When Elagandula and Fulton compared the list, they created with GovTrack’s rankings,
                        they found themselves surprised at some of the senators’ placement. Some politicians
                        were right on the money. For example, Senator Blackburn’s tweets were almost 100%
                        Republican, and Ted Cruz, who ranked No. 4 for most-right legislative behavior, rose
                        to No. 3 for his predicted ideology based on tweets. What is remarkable, however,
                        is how Senator Sanders' ranking climbed from most left-leaning, No. 86 for political
                        ideology based on legislation, to No. 61 based on his tweets. The researchers explained
                        this is largely due to his discourse on Twitter about domestic policy issues, which
                        are typically discussed by Republican Senators and traditionally resonate with the
                        right, according to Elagandula.  
Trust the Tweets
This research may be encouraging for younger people. Roughly 37% of those who identify
                        as Democrat on Twitter are between the ages of 18 and 29, and 22% of Republican users
                        also fall in that demographic, according to a 2020 Pew Research Center study. As the world moves online, these numbers are growing, and political campaigning
                        has largely transitioned to targeted ads on social media. Twitter is currently the
                        main platform policy makers are using to communicate to voters, Elagandula and Fulton
                        said, which is why the public should be wary of what they read online when it pertains
                        to politics.  
 
By tracking and recording what politicians say on Twitter, the public can better hold
                        policy makers accountable. The discrepancy between what politicians say and do can now be explained, or at least
                           monitored, by research using models and machine-based learning. Elagandula and Fulton’s project proves how accurate a text classification model can
                        be, especially when compared with GovTrack’s political ideology chart. However, the
                        range of political affiliation in the U.S. did create limiting factors. 
 
Although Elagandula and Fulton had a short time frame and a narrow scope, they encourage
                        others to further train their model to identify ideological subgroups. Politicians
                        and their tweets could be considered alt-left or alt-right, but their current model,
                        which used the official party accounts as a foundation for categorizing tweets as
                        right or left, would not be able to identify them as such. The open-source, online
                        community has proven to be useful and many tools for creating machine-based learning
                        are free on the internet, according to Elagandula and Fulton. All of the tools they
                        used when creating their model were found for free on websites like GitHub or snscrape.

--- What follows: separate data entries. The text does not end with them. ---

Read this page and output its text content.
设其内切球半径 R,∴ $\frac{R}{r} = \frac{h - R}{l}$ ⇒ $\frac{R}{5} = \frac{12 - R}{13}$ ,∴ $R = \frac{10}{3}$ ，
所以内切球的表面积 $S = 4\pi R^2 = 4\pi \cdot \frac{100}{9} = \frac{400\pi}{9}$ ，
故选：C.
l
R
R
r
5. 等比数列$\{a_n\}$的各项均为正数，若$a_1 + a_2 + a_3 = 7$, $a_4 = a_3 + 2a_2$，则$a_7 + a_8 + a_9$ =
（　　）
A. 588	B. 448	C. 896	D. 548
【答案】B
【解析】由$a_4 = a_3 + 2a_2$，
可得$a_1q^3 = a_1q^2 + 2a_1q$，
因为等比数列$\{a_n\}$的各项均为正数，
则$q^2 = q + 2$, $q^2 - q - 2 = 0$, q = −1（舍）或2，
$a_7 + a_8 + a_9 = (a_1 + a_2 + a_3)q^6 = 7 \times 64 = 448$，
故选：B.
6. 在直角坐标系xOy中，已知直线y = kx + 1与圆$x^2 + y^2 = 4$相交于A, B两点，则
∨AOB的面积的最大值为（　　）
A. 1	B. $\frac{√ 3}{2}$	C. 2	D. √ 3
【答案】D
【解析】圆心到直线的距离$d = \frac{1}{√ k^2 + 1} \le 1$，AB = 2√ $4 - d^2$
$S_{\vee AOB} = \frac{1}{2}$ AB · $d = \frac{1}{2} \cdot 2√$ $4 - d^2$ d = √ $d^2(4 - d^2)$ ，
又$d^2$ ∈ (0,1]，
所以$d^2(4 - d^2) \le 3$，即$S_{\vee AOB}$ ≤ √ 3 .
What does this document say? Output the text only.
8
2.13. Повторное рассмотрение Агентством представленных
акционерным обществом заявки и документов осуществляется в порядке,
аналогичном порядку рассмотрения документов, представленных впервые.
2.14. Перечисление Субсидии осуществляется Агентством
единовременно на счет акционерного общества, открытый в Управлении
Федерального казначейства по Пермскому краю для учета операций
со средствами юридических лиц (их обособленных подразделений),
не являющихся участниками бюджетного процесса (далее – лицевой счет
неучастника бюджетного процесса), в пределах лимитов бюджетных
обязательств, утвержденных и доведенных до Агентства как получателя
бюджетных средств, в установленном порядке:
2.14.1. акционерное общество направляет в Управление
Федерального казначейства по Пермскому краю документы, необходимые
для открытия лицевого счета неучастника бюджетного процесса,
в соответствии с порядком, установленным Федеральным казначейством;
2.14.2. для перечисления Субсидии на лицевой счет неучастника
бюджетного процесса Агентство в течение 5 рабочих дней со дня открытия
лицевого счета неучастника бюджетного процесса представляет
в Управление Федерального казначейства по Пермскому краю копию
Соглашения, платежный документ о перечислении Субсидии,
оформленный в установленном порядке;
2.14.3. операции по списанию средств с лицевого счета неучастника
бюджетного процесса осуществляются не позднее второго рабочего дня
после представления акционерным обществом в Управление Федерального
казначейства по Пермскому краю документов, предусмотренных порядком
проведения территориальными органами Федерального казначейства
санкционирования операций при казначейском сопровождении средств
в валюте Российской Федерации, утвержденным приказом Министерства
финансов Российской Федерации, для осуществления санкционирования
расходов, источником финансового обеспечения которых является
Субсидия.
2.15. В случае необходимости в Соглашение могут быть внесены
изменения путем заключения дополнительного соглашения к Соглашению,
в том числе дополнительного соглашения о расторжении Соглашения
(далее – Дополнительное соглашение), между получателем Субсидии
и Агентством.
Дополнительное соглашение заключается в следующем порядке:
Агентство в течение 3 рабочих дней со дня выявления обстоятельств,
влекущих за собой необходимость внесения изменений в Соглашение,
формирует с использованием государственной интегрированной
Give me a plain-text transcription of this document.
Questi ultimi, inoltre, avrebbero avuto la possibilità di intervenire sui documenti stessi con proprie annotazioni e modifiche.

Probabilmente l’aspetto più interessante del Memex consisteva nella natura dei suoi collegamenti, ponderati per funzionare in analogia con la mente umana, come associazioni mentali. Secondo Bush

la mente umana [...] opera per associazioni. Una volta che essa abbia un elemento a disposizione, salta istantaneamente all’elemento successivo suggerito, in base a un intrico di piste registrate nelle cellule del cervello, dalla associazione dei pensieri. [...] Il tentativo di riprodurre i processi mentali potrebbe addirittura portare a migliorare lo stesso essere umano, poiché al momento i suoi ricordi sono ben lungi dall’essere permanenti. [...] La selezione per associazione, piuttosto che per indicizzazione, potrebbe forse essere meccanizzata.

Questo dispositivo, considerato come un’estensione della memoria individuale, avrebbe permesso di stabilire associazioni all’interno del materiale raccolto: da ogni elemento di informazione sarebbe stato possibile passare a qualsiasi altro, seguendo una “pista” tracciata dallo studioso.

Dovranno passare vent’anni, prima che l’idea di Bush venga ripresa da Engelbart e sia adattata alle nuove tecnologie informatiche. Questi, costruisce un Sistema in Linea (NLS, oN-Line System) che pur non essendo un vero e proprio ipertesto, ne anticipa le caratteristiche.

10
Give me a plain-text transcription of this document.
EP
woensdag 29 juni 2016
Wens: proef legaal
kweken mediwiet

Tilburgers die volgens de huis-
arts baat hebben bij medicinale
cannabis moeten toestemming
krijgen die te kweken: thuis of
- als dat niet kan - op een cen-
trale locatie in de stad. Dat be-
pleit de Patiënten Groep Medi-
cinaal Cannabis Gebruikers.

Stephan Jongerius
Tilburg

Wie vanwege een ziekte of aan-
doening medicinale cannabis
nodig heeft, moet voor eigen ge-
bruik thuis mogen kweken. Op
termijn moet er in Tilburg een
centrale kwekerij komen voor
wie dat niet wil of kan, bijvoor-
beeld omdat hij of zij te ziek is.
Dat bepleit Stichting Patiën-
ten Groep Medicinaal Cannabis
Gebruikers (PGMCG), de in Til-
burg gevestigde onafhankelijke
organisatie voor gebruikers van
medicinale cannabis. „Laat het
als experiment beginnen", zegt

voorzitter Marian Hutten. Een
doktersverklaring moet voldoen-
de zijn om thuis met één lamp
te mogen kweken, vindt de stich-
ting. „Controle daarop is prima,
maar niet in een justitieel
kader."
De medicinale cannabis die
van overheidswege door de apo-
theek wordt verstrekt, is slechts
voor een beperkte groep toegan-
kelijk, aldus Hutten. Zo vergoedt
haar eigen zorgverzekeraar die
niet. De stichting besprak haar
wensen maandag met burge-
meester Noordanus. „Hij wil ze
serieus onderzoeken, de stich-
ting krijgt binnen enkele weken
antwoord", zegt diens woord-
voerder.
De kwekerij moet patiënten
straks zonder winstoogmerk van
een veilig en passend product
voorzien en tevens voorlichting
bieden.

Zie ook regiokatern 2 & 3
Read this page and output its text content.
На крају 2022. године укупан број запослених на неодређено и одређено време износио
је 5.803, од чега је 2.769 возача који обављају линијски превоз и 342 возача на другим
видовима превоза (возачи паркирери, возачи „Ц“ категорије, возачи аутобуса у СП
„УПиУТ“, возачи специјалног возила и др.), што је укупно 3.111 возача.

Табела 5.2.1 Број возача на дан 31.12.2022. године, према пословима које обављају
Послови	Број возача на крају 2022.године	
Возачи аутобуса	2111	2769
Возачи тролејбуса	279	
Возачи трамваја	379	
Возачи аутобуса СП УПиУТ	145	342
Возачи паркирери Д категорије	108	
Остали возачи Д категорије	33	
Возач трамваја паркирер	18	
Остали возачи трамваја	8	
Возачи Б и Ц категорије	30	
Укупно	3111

                        The senior’s project and methods can be viewed on their own GitHub portfolio. The accessibility of tools such as these speaks to the promise of continuing their
                        research or creating new projects.  
 
If researchers monitor the words and actions of politicians, transparency, accountability and trust between the government and the public will
                           all increase naturally. They encourage Twitter users to take what they see on the platform with a grain
                        of salt and believe their project can be a helpful tool when deciding who to trust
                        and how to cast your ballot.